Got that? Here’s a rough translation of Koppel-speak: “You, American news consumer, can’t be trusted to ask for, or get, the information you want or need. People like me need to do that for you. And if you’re under 34, go watch MTV or something, so the elite media can go back to blaming any and all national failings on uninformed youth.”

But here Koppel gets to the meat–or, rather, that dastardly broccoli–of his argument:

“Even Fox News’s product has less to do with ideology and more to do with changing business models. Fox has succeeded financially because it tapped into a deep, rich vein of unfulfilled yearning among conservative American television viewers, but it created programming to satisfy the market, not the other way around. CNN, meanwhile, finds itself largely outmaneuvered, unwilling to accept the label of liberal alternative, experimenting instead with a form of journalism that stresses empathy over detachment.”

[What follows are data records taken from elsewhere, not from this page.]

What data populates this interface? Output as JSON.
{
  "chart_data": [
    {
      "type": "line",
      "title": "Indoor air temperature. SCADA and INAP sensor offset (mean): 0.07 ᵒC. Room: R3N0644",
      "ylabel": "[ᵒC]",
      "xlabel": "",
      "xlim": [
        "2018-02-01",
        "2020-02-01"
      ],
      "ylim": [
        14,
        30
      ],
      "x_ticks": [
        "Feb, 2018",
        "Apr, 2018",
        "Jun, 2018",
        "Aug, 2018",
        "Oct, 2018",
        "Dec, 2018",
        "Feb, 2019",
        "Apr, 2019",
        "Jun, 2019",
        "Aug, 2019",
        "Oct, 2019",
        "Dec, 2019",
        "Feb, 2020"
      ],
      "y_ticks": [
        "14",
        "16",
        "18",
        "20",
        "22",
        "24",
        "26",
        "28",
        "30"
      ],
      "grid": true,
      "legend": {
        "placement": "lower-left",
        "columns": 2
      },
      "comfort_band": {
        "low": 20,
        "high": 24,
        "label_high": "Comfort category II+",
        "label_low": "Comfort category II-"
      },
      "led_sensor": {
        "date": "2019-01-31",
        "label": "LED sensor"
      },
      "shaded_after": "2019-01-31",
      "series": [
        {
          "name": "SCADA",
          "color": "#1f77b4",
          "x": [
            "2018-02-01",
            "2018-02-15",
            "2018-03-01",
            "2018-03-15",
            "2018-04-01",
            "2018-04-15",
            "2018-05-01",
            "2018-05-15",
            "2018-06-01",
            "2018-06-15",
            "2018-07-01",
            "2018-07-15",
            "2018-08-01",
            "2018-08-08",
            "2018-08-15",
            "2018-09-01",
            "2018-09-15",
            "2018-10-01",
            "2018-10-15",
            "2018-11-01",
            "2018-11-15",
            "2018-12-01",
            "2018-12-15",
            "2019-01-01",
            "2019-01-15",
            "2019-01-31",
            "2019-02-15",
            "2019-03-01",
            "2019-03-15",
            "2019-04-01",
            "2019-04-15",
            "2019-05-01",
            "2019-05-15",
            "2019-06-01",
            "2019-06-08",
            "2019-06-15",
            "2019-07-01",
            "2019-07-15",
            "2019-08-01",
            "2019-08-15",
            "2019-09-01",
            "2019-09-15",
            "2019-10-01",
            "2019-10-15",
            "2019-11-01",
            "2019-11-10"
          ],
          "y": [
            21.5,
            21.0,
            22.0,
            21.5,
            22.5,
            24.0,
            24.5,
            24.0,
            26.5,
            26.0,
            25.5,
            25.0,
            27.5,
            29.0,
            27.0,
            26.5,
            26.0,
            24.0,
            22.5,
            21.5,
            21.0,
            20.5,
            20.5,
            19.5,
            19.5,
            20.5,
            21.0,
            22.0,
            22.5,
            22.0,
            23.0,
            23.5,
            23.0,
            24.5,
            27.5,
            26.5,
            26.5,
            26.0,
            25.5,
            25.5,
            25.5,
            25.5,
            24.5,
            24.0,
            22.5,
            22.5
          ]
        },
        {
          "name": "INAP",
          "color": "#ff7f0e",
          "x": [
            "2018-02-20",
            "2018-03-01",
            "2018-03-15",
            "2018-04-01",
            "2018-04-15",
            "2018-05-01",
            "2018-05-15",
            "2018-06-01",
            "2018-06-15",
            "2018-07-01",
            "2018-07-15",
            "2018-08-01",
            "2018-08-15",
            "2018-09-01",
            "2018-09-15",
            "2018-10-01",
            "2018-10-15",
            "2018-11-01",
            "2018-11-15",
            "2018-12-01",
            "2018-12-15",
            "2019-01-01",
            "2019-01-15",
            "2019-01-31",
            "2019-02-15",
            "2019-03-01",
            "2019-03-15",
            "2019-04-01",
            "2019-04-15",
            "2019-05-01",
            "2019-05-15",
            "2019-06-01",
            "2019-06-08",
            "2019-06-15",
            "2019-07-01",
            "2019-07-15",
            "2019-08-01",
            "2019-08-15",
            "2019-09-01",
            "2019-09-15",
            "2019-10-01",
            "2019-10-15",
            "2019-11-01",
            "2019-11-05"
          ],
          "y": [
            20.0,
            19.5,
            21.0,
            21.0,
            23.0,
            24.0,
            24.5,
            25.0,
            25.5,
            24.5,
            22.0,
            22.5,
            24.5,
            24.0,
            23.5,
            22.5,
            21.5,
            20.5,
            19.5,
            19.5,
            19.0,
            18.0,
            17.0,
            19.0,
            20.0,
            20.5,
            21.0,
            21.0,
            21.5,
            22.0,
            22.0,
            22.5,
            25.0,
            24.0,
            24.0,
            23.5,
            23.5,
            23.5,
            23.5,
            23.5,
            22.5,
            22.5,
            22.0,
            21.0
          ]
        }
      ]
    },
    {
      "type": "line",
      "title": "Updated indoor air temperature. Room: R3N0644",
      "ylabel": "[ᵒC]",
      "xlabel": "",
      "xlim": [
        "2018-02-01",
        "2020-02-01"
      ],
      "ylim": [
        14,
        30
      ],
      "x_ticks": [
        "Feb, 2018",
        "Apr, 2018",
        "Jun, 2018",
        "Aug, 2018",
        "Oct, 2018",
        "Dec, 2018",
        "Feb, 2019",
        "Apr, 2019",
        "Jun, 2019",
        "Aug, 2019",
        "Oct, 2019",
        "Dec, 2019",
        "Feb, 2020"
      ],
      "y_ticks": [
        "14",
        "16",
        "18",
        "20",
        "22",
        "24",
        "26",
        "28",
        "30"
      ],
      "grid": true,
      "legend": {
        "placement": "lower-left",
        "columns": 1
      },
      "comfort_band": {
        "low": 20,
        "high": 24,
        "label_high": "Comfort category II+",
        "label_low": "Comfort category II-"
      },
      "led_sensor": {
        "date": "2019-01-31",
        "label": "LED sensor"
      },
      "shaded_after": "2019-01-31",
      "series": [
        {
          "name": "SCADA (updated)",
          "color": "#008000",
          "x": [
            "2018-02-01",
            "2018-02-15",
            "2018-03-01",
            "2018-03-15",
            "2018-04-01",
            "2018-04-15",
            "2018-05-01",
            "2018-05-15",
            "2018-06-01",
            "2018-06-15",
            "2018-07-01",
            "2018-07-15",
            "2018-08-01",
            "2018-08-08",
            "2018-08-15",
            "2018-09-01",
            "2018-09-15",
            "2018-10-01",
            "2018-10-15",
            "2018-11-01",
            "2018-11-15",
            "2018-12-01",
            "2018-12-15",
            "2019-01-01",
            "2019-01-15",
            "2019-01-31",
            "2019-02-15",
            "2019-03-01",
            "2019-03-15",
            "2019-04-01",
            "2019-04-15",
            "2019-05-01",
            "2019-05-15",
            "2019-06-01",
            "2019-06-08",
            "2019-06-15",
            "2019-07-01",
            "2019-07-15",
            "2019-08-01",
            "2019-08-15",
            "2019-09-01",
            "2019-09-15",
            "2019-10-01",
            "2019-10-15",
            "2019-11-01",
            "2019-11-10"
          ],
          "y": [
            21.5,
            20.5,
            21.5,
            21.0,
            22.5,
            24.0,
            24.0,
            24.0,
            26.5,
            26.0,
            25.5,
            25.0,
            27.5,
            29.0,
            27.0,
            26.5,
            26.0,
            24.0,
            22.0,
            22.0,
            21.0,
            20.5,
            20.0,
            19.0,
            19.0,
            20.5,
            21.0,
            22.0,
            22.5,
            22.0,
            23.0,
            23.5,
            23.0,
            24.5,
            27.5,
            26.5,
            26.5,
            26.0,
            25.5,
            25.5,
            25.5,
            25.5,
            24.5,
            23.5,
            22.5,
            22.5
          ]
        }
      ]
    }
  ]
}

So Koppel’s bummed that FNC is so ragingly successful, of course, so again he reverts to the elitist complaint that the FNC’s viewers are happy with programming that doesn’t jive with the unbalanced worldview of the Koppelian liberal hordes. [Cue violins here.] And while he rightly roasts CNN’s journalism-by-group-therapy, it’s only in the service of dissing the network for–publicly, anyway–refusing to call itself liberal, biased, and proud.

Whew! Quite a first effort as NYT columnist for Ted! I would’ve expected nothing less. Your side lost the news wars, Ted, but what the hell–as long as you want to stay a worthy opponent, we can keep sparring!